Since making his MLB debut in 2019, Diaz has struggled. In 501 career plate appearances over 145 games, he has batted .185 with nine home runs and a 52 OPS+. He has been able to take walks and reach base at a decent clip relative to the batting average, with 53 free passes drawn and a .275 OBP.
In 89 games with the Marlins in 2021, Diaz hit .193 - an incremental improvement over his .173 in 49 games as a rookie in 2019 - while slugging four home runs and scoring 25 times.

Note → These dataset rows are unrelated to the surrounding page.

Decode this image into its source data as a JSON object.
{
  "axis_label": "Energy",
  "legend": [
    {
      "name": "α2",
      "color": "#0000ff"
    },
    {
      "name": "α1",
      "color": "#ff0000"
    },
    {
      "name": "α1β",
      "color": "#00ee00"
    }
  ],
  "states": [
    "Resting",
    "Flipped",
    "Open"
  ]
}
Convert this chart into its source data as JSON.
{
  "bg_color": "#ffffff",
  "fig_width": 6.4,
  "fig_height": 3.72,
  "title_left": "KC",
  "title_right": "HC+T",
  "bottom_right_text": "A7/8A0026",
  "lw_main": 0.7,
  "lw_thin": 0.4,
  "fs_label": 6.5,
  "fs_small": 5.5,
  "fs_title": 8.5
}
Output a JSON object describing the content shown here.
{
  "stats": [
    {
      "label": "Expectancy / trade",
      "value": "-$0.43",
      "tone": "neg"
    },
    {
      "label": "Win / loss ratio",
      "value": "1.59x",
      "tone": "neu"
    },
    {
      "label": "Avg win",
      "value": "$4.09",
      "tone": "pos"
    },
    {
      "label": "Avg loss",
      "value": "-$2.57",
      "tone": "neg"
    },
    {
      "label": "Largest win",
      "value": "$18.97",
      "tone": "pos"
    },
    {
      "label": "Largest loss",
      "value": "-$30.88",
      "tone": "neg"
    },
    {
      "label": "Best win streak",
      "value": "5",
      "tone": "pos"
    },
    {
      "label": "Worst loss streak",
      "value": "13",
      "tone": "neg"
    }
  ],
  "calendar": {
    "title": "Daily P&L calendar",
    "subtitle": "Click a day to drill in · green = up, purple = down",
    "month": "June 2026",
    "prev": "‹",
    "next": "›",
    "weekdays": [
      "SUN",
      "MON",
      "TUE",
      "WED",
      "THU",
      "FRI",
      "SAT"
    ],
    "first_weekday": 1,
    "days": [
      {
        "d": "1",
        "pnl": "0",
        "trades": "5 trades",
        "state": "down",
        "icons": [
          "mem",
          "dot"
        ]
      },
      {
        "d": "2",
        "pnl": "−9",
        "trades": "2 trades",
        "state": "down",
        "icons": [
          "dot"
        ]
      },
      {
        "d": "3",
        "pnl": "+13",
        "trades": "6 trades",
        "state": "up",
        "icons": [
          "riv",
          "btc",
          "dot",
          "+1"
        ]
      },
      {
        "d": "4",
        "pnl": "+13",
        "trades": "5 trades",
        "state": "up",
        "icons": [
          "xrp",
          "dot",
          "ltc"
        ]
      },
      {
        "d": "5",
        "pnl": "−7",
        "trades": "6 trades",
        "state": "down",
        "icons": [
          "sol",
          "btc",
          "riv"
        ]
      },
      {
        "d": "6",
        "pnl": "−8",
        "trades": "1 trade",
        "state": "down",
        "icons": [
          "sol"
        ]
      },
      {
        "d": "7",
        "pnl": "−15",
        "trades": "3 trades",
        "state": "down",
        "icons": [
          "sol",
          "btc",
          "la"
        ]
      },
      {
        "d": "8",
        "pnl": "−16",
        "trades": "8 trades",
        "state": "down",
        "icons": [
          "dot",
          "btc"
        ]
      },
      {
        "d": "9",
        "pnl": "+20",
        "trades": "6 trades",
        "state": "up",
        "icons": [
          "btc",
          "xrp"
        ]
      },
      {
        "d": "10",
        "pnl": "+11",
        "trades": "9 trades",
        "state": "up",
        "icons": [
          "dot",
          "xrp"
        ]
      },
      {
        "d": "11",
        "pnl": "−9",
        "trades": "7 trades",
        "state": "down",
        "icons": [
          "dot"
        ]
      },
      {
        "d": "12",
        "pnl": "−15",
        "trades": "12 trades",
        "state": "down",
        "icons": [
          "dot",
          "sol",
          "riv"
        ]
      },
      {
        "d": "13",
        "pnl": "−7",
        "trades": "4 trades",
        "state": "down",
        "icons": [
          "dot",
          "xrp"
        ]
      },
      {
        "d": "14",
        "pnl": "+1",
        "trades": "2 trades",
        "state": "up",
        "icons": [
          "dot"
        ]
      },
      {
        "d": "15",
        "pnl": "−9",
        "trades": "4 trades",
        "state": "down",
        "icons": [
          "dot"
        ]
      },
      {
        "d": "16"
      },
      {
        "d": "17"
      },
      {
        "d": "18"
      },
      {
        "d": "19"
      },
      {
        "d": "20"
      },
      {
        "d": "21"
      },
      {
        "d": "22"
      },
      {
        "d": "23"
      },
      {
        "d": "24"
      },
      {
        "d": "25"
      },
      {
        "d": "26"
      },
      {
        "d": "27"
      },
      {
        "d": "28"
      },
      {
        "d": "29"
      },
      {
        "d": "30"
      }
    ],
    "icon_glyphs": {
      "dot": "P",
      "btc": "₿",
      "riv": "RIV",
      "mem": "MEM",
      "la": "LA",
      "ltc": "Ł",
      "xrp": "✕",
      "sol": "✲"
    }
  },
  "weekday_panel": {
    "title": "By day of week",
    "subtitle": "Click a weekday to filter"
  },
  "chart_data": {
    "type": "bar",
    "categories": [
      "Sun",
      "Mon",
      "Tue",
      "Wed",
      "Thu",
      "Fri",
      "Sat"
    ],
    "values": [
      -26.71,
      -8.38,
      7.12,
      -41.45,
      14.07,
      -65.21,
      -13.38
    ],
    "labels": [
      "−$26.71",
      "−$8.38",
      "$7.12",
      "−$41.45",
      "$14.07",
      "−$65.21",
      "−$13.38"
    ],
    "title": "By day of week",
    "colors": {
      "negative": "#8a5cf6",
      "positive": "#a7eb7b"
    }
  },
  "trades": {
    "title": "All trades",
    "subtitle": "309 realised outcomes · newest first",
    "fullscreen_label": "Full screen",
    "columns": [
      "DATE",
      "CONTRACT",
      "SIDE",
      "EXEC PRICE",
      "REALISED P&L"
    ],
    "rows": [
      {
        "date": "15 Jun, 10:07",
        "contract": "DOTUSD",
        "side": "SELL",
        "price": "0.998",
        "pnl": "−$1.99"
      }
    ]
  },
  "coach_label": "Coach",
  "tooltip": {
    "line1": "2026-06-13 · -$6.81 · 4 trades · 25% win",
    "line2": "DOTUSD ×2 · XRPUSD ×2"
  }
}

Pioneer League MVP in 2015
Diaz, a native of Puerto Rico, went to high school in Massachusetts and was the Arizona Diamondbacks' 2nd-round pick in the 2014 amateur draft (70th overall). After an unimpressive 2014 in the Arizona League, he broke out in 2015 with the Missoula Osprey of the Pioneer League: a .360 batting average with 25 doubles, 13 home runs, 12 stolen bases and 51 RBI in 68 games to earn league MVP honors.
In January 2016, Diaz was included in a trade with the Milwaukee Brewers as shortstop Jean Segura went to the desert. In the Milwaukee system he held his own while being on the younger side between Low-A and Double-A in 2016-17, hammering 33 homers and swiping 20 bases over those two seasons.
Diaz was a top-100 prospect entering 2017
Diaz's performance in 2016 influenced Baseball America to label him the Brewers' fifth-best prospect, and the #93 overall in MLB prior to the 2017 season. He dropped out of the top-100 after that year but stayed in Milwaukee's top-10 as #9.
Almost two years to the day after his first inclusion in a trade, Diaz was sent by Milwaukee to the Marlins in January 2018. After a year of struggles with Double-A Jacksonville and Triple-A New Orleans, Diaz tore the cover off the ball with New Orleans in 2019 (.305, 26 HR, 70 RBI in 102 games) to earn a big-league audition over the final two months of the season.
Still young (turning 26 later this month), Diaz appears to have the ability to succeed at the Major League level. Joining the Giants and their highly-regarded team of hitting coaches could help unlock what he needs to be a regular in the orange and black for years to come.